FILTER_CONDITIONS = [
df["Order_ID"].notna(),
df["Purchase_Address"].str.comprises("Los Angeles"),
df["Quantity_Ordered"] == "1",
]
As before, a condition passed into loc
needs to be a Pandas mask that evaluates to either true or false. It’s possible to pass multiple conditions to loc
, however the syntax should appear to be this:
df.loc[condition_1 & condition_2 & condition_3]
Nevertheless, just passing a listing of conditions like this won’t work:
df.loc[FILTER_CONDITIONS]
# doesn't work -> you'll be able to't just pass a listing into loc
You’ll get an error should you try the above because each condition needs to be separated by the &
operator for “and” conditions (or the |
operator should you need “or” conditions). As an alternative, we will write some quick code to return the conditions in the right format. We’ll make use of the functools.reduce
method to place the conditions together.
If you ought to see what it looks like in a notebook and see what it looks wish to mix some strings using the reduce
function, do this:
reduce(lambda x, y: f"{x} & {y}", ["condition_1", "condition_2", "condition_3"])

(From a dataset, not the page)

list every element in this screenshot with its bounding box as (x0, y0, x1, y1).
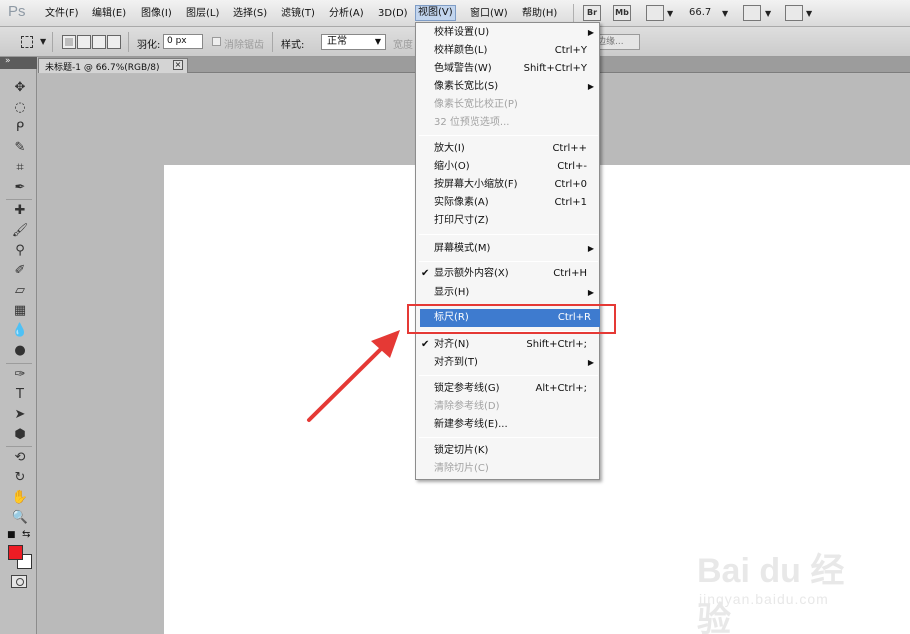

This outputs the string like this:
>>> 'condition_1 & condition_2 & condition_3'
Going back to our actual Pandas conditions, we will write this as a substitute (without the string formatting and just using our defined list of conditions within the FILTER_CONDITIONS
variable).
reduce(lambda x, y: x & y, FILTER_CONDITIONS)
What reduce
does is apply a function cumulatively to the weather present in an iterable, or in our case run the lambda
function over the items in our FILTER_CONDITIONS
list which mixes each of them with the &
operator. This runs until there are not any conditions left, or on this case, for all three conditions it could effectively return:
df["Order_ID"].notna() & df["Purchase_Address"].str.comprises("Los Angeles") & df["Quantity_Ordered"] == "1"

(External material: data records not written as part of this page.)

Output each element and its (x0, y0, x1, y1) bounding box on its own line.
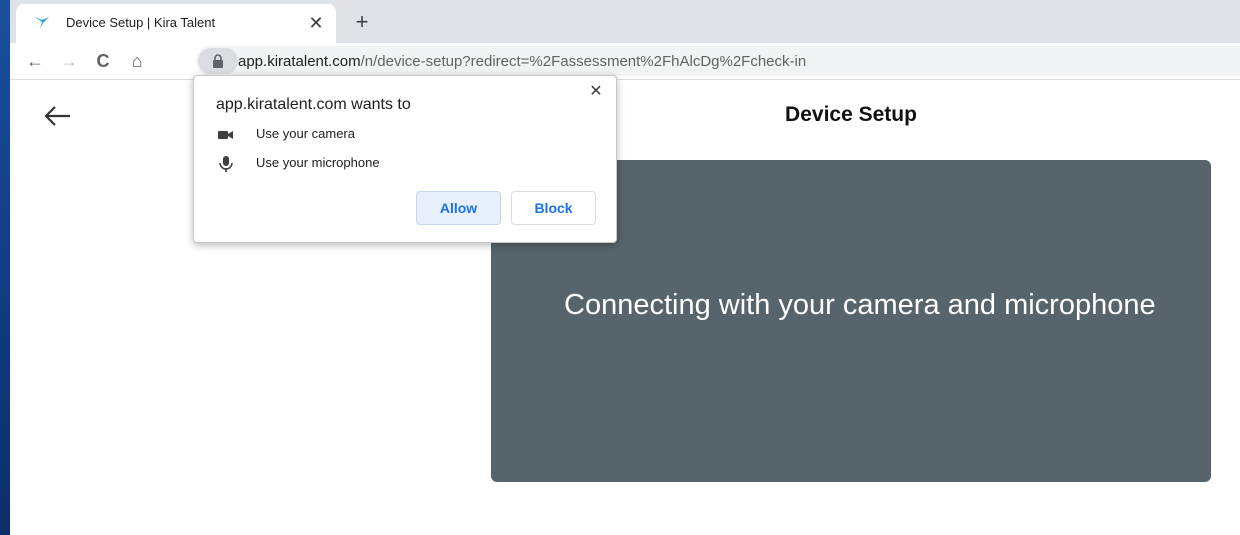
tab-strip: Device Setup | Kira Talent ✕ + (10, 0, 1240, 43)
page-title: Device Setup (785, 103, 917, 126)
permission-label: Use your microphone (256, 155, 380, 170)
reload-button[interactable]: C (90, 48, 116, 74)
tab-close-icon[interactable]: ✕ (304, 11, 328, 35)
allow-button[interactable]: Allow (416, 191, 501, 225)
video-camera-icon (218, 131, 233, 139)
close-icon[interactable]: ✕ (586, 82, 606, 102)
site-info-button[interactable] (198, 48, 238, 74)
lock-icon (213, 54, 223, 68)
tab-title: Device Setup | Kira Talent (66, 15, 216, 30)
camera-connecting-message: Connecting with your camera and micropho… (564, 289, 1156, 321)
url-host: app.kiratalent.com (238, 53, 361, 70)
browser-window: Device Setup | Kira Talent ✕ + ← → C ⌂ a… (10, 0, 1240, 535)
popup-title: app.kiratalent.com wants to (216, 96, 411, 113)
permission-popup: ✕ app.kiratalent.com wants to Use your c… (193, 75, 617, 243)
back-button[interactable]: ← (22, 48, 48, 74)
tab-device-setup[interactable]: Device Setup | Kira Talent ✕ (16, 4, 336, 43)
new-tab-button[interactable]: + (348, 9, 376, 37)
forward-button[interactable]: → (56, 48, 82, 74)
block-button[interactable]: Block (511, 191, 596, 225)
kira-bird-icon (35, 17, 49, 29)
microphone-icon (219, 156, 233, 172)
url-path: /n/device-setup?redirect=%2Fassessment%2… (360, 53, 807, 70)
permission-label: Use your camera (256, 126, 355, 141)
address-bar[interactable]: app.kiratalent.com/n/device-setup?redire… (196, 46, 1240, 76)
url-text: app.kiratalent.com/n/device-setup?redire… (238, 53, 806, 70)
home-button[interactable]: ⌂ (124, 48, 150, 74)
back-arrow-icon[interactable] (42, 104, 72, 128)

Finally, let’s add the list of conditions to create a final group by query in Pandas:
final_df = (
df
.loc[reduce(lambda x, y: x & y, FILTER_CONDITIONS)]
.groupby("Product")
.size()
.sort_values(ascending=False)
)
You’ll notice two additional differences from the previous query:
- As an alternative of specifying the precise column to count on, we will simply call the
size
method which can return the variety of rows within the DataFrame (as before where everyOrder_ID
value was unique and meant to represent one row once we counted on it); - There are a couple of other ways to do the ORDER BY in Pandas- a technique is to easily call
sort_values
and passascending=False
to sort on descending order.
Should you wanted to make use of the previous syntax for aggregating the information it could appear to be this:
final_df = (
df
.loc[reduce(lambda x, y: x & y, FILTER_CONDITIONS)]
.groupby("Product")
["Order_ID"].count()
.sort_values(ascending=False)
)
The output of each methods will likely be the identical as before, which is a Series with the column you’re grouping on and the counts for every product.

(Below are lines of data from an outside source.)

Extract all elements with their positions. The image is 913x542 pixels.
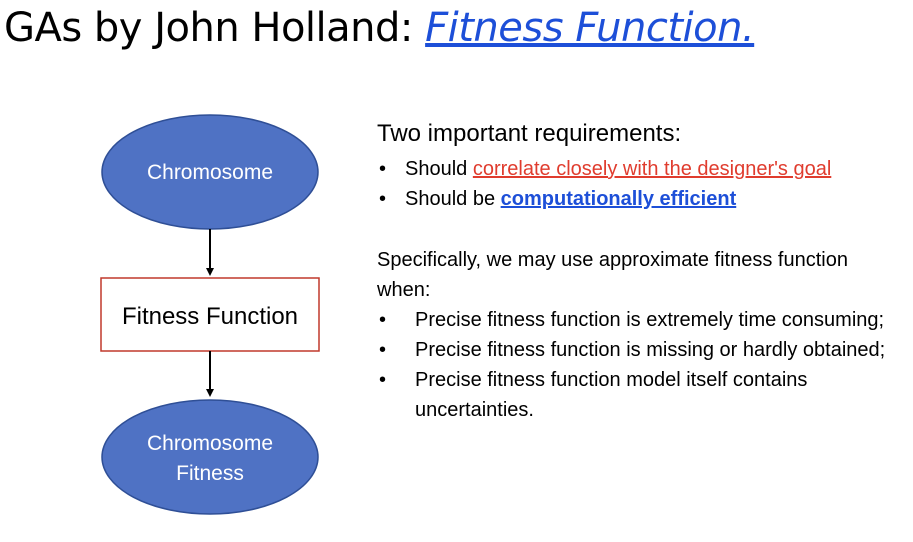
- requirements-heading: Two important requirements:: [377, 120, 682, 147]
- requirement-1-highlight[interactable]: correlate closely with the designer's go…: [473, 158, 831, 180]
- list-item: Precise fitness function is extremely ti…: [377, 305, 897, 335]
- chromosome-fitness-label-line1: Chromosome: [147, 432, 273, 455]
- specifically-intro: Specifically, we may use approximate fit…: [377, 249, 848, 301]
- list-item: Precise fitness function model itself co…: [377, 365, 897, 425]
- fitness-function-box-label: Fitness Function: [122, 303, 298, 330]
- chromosome-node-label: Chromosome: [147, 161, 273, 184]
- specifically-list: Precise fitness function is extremely ti…: [377, 305, 897, 425]
- requirement-item: Should be computationally efficient: [377, 184, 831, 214]
- requirement-1-prefix: Should: [405, 158, 473, 180]
- chromosome-fitness-node: [101, 399, 319, 515]
- requirements-list: Should correlate closely with the design…: [377, 154, 831, 214]
- list-item: Precise fitness function is missing or h…: [377, 335, 897, 365]
- chromosome-fitness-label-line2: Fitness: [176, 462, 244, 485]
- requirement-2-highlight[interactable]: computationally efficient: [501, 188, 737, 210]
- requirement-2-prefix: Should be: [405, 188, 501, 210]
- requirement-item: Should correlate closely with the design…: [377, 154, 831, 184]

If as a substitute, you desired to output a DataFrame, you’ll be able to call the reset_index
method on the series to get the unique column names back for which column you grouped on and the column you’re aggregating on (on this case we grouped on “Product” and are counting the “Order_ID”.
final_df.reset_index()
And there we now have it! All of the components of a full SQL query but finally written in Pandas. A few of the things we will do further to optimize this process for working with data over time include:
- Putting the several lists of columns to SELECT or GROUP BY to their very own variables or functions (so that you or a user can modify them over time);
- Move the logic to mix the list of columns for a filter condition to its own function so the tip user doesn’t should be confused over what the
reduce
logic is doing; - After passing
reset_index
we will rename the output column (or columns if we’re aggregating on multiple) for clarity, for instance to “Count_Order_ID”.